There does seem to be little excitement about the ECIP program playing a major role in facilitating more extensive use of spectrum through secondary market transactions,” probably at least partially due to restrictions on the program, said Joe Kane, Information Technology and Innovation Foundation director-broadband and spectrum policy. Adopting a “narrow definition” of "small carriers" who can qualify, setting a minimum spectrum threshold for transactions and requiring a five-year holding period for partitioned licenses “all reduce the number of transactions that could otherwise serve the public interest,” Kane said.

The rules won’t do any harm, but they also won’t move the needle in making fallow spectrum available to rural, tribal or other small providers,” said Michael Calabrese, director of the Wireless Future Program at New America: “The order is designed to be as deferential to the big mobile carriers as possible, even at the cost of doing next to nothing to benefit rural and tribal communities. … The largest mobile carriers have strong incentives to warehouse spectrum.” ITIF and New America were among groups that filed comments on the initial FNPRM (see 2203010062).

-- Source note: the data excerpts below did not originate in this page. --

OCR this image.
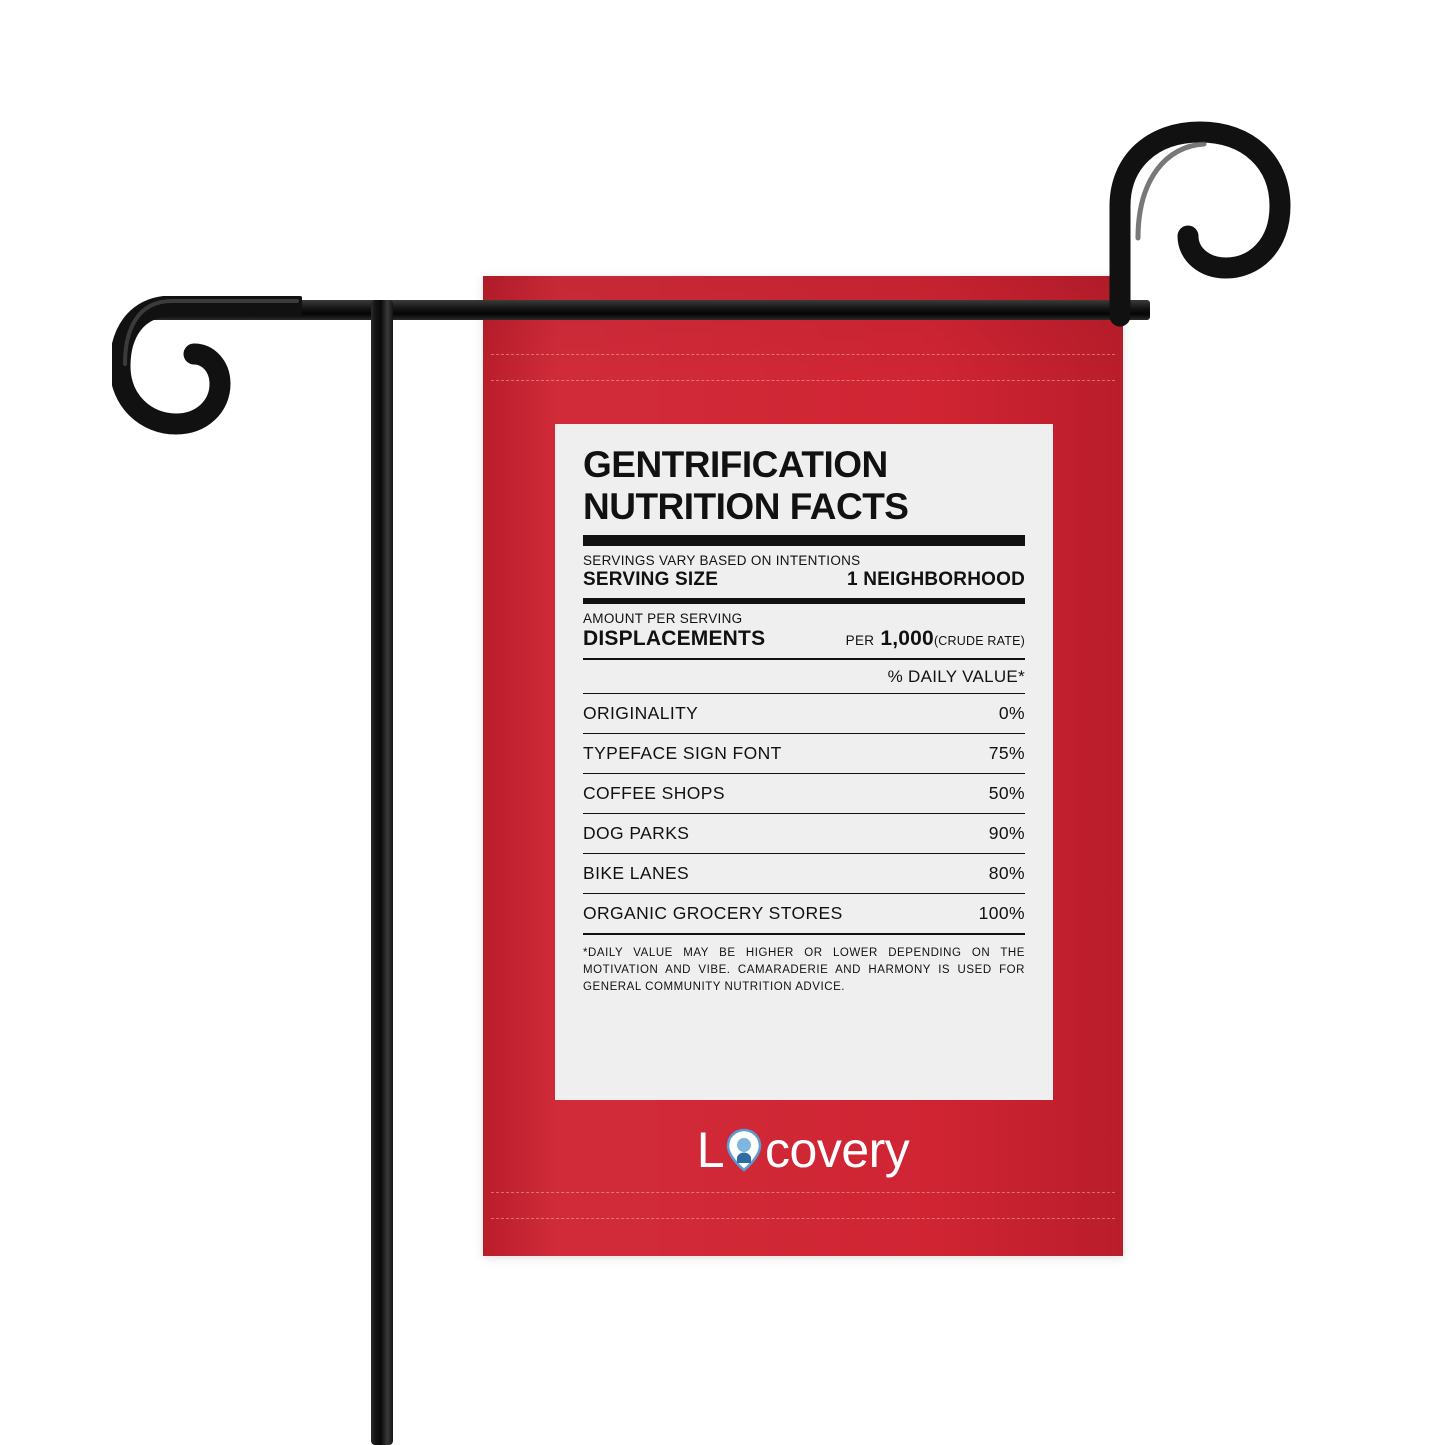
GENTRIFICATION
NUTRITION FACTS
SERVINGS VARY BASED ON INTENTIONS
SERVING SIZE	1 NEIGHBORHOOD
AMOUNT PER SERVING
DISPLACEMENTS	PER 1,000(CRUDE RATE)
% DAILY VALUE*
ORIGINALITY	0%
TYPEFACE SIGN FONT	75%
COFFEE SHOPS	50%
DOG PARKS	90%
BIKE LANES	80%
ORGANIC GROCERY STORES	100%
*DAILY VALUE MAY BE HIGHER OR LOWER DEPENDING ON THE MOTIVATION AND VIBE. CAMARADERIE AND HARMONY IS USED FOR GENERAL COMMUNITY NUTRITION ADVICE.
L covery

Only the Wireless ISP Association made a filing on the proposal since it was circulated, and it was largely supportive of the FCC’s approach. “Although our filings in this proceeding suggested additional policies the Commission could adopt to further encourage more secondary market transactions of licensed spectrum WISPA believes the Commission’s plan to establish the Enhanced Competition Incentive Program largely as proposed in the Draft R&O and Second FNPRM is an important first step toward making more licensed spectrum available in rural areas and closing the digital divide,” the group said in a filing in docket 19-38.

The Utilities Technology Council flagged the order as potentially helping utilities (see 2206270038).

Access to spectrum is critical for competitive carriers, and CCA appreciates the FCC considering actions to make existing commercial spectrum stretch farther,” emailed Steve Berry, Competitive Carriers Association president. “Providing additional opportunities for small and rural carriers, such as increasing incentives to partition, disaggregate, and lease spectrum will help achieve this goal and ultimately will benefit consumers,” he said.

The order “as circulated seems more worried about minimizing the downside of abuse than maximizing the upside of maximally flexible transactions,” Kane said: “This approach seems backward since sham transactions can be addressed through enforcement actions while bona fide transactions that never occur due to overly cautious regulations are lost forever.” The order will provide “a net benefit” for industry, he said, noting that the attached FNPRM could further expand eligibility.